Here’s the thing: I don’t hate Duel, but I don’t love it, either. For me it’s a take it or leave it game.
But… If Duel existed in a vacuum, I’d probably feel better about it. But because it exists in the same universe as Kingdomino, I can’t really recommend it over the original. The prices of both are within only a few dollars of each other. They both come in small, portable boxes and require almost the same amount of play time. Yes, Duel is a two-player only game, but the original was already a great two player game. The original has the edge in every category from attractiveness of components to strategic gameplay to ease of play. The original is less “work” because you don’t have to draw on a sheet. Duel only offers small tweaks to the basic gameplay and adds in too much un-mitigable luck.
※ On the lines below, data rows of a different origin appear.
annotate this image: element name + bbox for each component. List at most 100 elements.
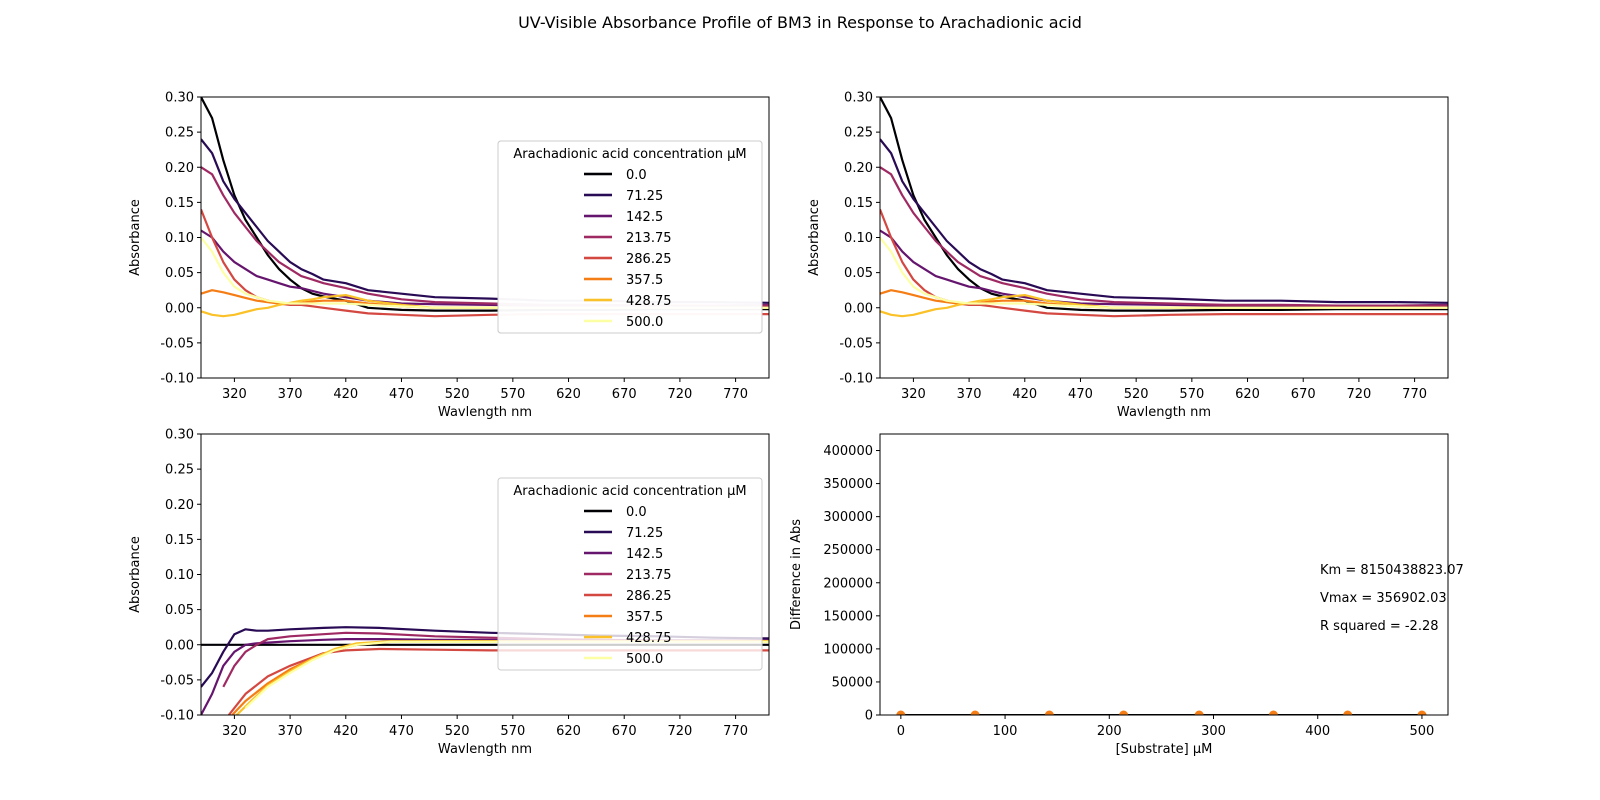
legend-entry-label: 213.75 [626,568,672,583]
y-tick-label: 0.15 [165,533,194,548]
y-tick-label: 0.05 [165,603,194,618]
x-tick-label: 770 [723,387,748,402]
series-line-0.0 [880,97,1448,312]
y-tick-label: 200000 [823,576,873,591]
fit-annotation: Vmax = 356902.03 [1320,591,1447,606]
y-tick-label: 0.15 [165,196,194,211]
y-tick-label: 0.25 [165,463,194,478]
y-axis-label: Absorbance [807,199,822,276]
y-tick-label: 150000 [823,609,873,624]
x-tick-label: 370 [278,724,303,739]
legend-box [497,477,763,671]
legend-title: Arachadionic acid concentration µM [513,147,746,162]
x-tick-label: 0 [897,724,905,739]
x-tick-label: 520 [1124,387,1149,402]
fit-annotation: R squared = -2.28 [1320,619,1439,634]
legend-entry-label: 286.25 [626,252,672,267]
x-tick-label: 370 [957,387,982,402]
x-tick-label: 420 [333,387,358,402]
y-tick-label: 0.20 [165,498,194,513]
x-axis-label: [Substrate] µM [1116,742,1213,757]
x-tick-label: 470 [1068,387,1093,402]
data-point [1417,710,1427,715]
x-tick-label: 620 [556,387,581,402]
y-tick-label: 0.20 [844,161,873,176]
axes-frame [879,433,1449,716]
legend-entry-label: 357.5 [626,273,663,288]
legend-entry-label: 428.75 [626,294,672,309]
y-tick-label: 300000 [823,510,873,525]
series-line-71.25 [880,138,1448,304]
x-axis-label: Wavlength nm [1117,405,1211,420]
y-tick-label: 0.30 [844,91,873,106]
legend-entry-label: 357.5 [626,610,663,625]
plot-area [896,710,1427,715]
x-tick-label: 570 [500,387,525,402]
axes-frame [879,96,1449,379]
y-tick-label: 0.10 [165,568,194,583]
x-tick-label: 520 [445,724,470,739]
x-tick-label: 300 [1201,724,1226,739]
series-line-142.5 [880,229,1448,307]
y-axis-label: Absorbance [128,536,143,613]
y-tick-label: 350000 [823,477,873,492]
x-axis-label: Wavlength nm [438,405,532,420]
series-line-213.75 [880,166,1448,307]
x-tick-label: 720 [1346,387,1371,402]
y-axis-label: Absorbance [128,199,143,276]
legend-box [497,140,763,334]
series-line-500.0 [880,236,1448,309]
y-tick-label: 0.00 [165,301,194,316]
legend-entry-label: 286.25 [626,589,672,604]
y-axis-label: Difference in Abs [789,519,804,630]
legend: Arachadionic acid concentration µM 0.0 71.… [497,140,763,334]
x-axis-label: Wavlength nm [438,742,532,757]
chart-panel-difference-spectra: -0.10 -0.05 0.00 0.05 0.10 0.15 0.20 0.25 0.30 32… [128,428,770,757]
legend-entry-label: 142.5 [626,210,663,225]
legend-title: Arachadionic acid concentration µM [513,484,746,499]
legend-entry-label: 500.0 [626,315,663,330]
y-tick-label: 0.20 [165,161,194,176]
legend: Arachadionic acid concentration µM 0.0 71.… [497,477,763,671]
y-tick-label: -0.10 [160,372,194,387]
data-point [1268,710,1278,715]
x-tick-label: 570 [500,724,525,739]
y-tick-label: 250000 [823,543,873,558]
x-tick-label: 670 [1291,387,1316,402]
y-tick-label: -0.10 [160,709,194,724]
data-point [1343,710,1353,715]
y-tick-label: 0.05 [165,266,194,281]
x-tick-label: 370 [278,387,303,402]
x-tick-label: 320 [222,387,247,402]
x-tick-label: 520 [445,387,470,402]
y-tick-label: -0.05 [160,673,194,688]
legend-entry-label: 428.75 [626,631,672,646]
x-tick-label: 500 [1410,724,1435,739]
legend-entry-label: 213.75 [626,231,672,246]
data-point [1194,710,1204,715]
fit-annotation: Km = 8150438823.07 [1320,563,1464,578]
x-tick-label: 670 [612,724,637,739]
legend-entry-label: 71.25 [626,189,663,204]
figure-title: UV-Visible Absorbance Profile of BM3 in … [518,13,1082,32]
y-tick-label: -0.05 [839,336,873,351]
chart-panel-smoothed-spectra: -0.10 -0.05 0.00 0.05 0.10 0.15 0.20 0.25 0.30 32… [497,91,1449,420]
x-tick-label: 770 [723,724,748,739]
legend-entry-label: 71.25 [626,526,663,541]
y-tick-label: 0.15 [844,196,873,211]
x-tick-label: 720 [667,387,692,402]
y-tick-label: 0.30 [165,91,194,106]
y-tick-label: 0.10 [165,231,194,246]
y-tick-label: 0.25 [844,126,873,141]
y-tick-label: 100000 [823,642,873,657]
x-tick-label: 620 [1235,387,1260,402]
x-tick-label: 320 [222,724,247,739]
x-tick-label: 420 [1012,387,1037,402]
series-line-286.25 [880,208,1448,318]
legend-entry-label: 500.0 [626,652,663,667]
legend-entry-label: 0.0 [626,505,647,520]
y-tick-label: 50000 [832,675,873,690]
x-tick-label: 200 [1097,724,1122,739]
x-tick-label: 720 [667,724,692,739]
Unless you really love roll and writes, the original is the champ.
If you liken the Kingdomino series to the Goldilocks and the Three Bears, Duel would be too little, Queendomino would be too much, and the original Kingdomino would be juuust right. I still recommend the original over the others in the series because it captured the perfect balance of light rules overhead, thinky decisions, quick play time, and lovely aesthetics. The others are fine games, but the original was lightning in a bottle and no amount of futzing with the formula can replicate that.